I still want to remove rows which share the same data in those
two columns and have the date column
set to NULL.
I.e. row 1,2,3 have:
column1 = 'foo', column2 = 'hey' and the date column =
NULL
row 4,5,6 have:
column1 = 'brat', column2 = 'yo' and the date column =
NULL
I want to keep just one of the 1 - 3 rows and one of the 4 - 6
rows..
I will try Merlins and Scotts solutions tomorrow. Anyone know
if I need to modify Merlins and/or Scotts
solutions to solve this new situation?
/best regards, Håkan
>----Ursprungligt meddelande----
>Från: mmoncure@gmail.com
>Datum: 09-09-2007 15:42
>Till: "Håkan Jacobsson"<hakan.jacobsson99@bredband.net>
>Kopia: <pgsql-general@postgresql.org>
>Ärende: Re: [GENERAL] SQL for Deleting all duplicate entries
>
>On 9/9/07, Håkan Jacobsson <hakan.jacobsson99@bredband.net>
wrote:
>> Merlin,
>>
>> Its just about three columns - not any column.
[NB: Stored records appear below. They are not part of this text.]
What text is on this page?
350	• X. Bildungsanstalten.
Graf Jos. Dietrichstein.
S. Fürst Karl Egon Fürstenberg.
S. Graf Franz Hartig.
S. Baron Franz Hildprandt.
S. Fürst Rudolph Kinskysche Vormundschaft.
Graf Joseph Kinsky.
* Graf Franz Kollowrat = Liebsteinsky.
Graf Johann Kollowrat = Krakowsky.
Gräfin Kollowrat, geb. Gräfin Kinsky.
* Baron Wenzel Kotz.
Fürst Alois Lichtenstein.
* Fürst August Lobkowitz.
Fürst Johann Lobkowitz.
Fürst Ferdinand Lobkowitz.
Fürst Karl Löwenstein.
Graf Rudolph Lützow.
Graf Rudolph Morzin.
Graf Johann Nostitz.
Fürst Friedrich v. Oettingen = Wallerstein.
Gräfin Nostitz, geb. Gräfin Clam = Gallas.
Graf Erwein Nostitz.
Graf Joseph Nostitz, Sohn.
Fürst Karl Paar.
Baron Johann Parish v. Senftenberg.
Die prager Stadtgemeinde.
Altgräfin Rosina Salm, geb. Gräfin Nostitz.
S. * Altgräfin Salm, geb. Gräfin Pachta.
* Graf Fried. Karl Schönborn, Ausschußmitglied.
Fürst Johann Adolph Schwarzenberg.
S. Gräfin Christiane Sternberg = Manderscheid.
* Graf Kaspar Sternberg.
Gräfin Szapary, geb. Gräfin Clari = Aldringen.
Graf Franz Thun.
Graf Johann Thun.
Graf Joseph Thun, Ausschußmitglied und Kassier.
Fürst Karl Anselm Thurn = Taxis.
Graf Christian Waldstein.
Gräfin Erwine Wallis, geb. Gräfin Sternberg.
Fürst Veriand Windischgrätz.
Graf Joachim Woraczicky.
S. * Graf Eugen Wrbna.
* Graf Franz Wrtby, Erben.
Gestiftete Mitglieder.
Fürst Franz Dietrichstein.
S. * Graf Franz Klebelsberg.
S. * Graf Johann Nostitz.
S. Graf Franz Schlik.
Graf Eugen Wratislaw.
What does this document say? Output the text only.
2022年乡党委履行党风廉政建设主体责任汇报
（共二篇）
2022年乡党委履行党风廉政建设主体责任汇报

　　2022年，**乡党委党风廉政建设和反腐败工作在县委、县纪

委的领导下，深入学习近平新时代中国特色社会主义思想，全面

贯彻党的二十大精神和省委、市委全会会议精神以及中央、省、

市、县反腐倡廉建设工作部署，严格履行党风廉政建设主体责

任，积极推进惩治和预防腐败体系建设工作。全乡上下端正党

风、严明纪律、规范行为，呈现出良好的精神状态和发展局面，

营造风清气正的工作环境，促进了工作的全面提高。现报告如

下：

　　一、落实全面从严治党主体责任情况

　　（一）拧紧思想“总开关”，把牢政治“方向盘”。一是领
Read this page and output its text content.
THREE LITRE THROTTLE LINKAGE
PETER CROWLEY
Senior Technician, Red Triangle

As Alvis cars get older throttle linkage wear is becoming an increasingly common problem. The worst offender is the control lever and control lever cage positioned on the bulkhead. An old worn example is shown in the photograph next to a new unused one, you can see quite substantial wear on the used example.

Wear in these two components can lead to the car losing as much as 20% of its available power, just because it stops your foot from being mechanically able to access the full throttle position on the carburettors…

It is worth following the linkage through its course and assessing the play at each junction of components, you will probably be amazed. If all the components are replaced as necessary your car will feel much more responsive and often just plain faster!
Two columns
are
>> varchars and the third is
>> a date. The date column value is NULL for the rows for
which
>> I want to delete the duplicates.
>
>
>getting ready to go on vacation :). The idea is you want to
write a
>query that pulls out the data you want to keep. If you have
a table
>with 6 fields, f1 though f6 and you only want one record with
>identical values of f1, f2, f3, you might do:
>
>begin;
>create temp table scratch as
> select f1, f2, f3, max(f4), max(f5), max(f6) from foo group
by f1, f2, f3;
>
>truncate foo;
>
>insert into foo select * from scratch;
>commit;
>
>You can replace max() with any suitable aggregate you deem
gets you
>the best data out of the record. If you are feeling really
clever,
>you can write a custom aggregate for the record type (it's
easier than
>you think!)
>
>merlin
>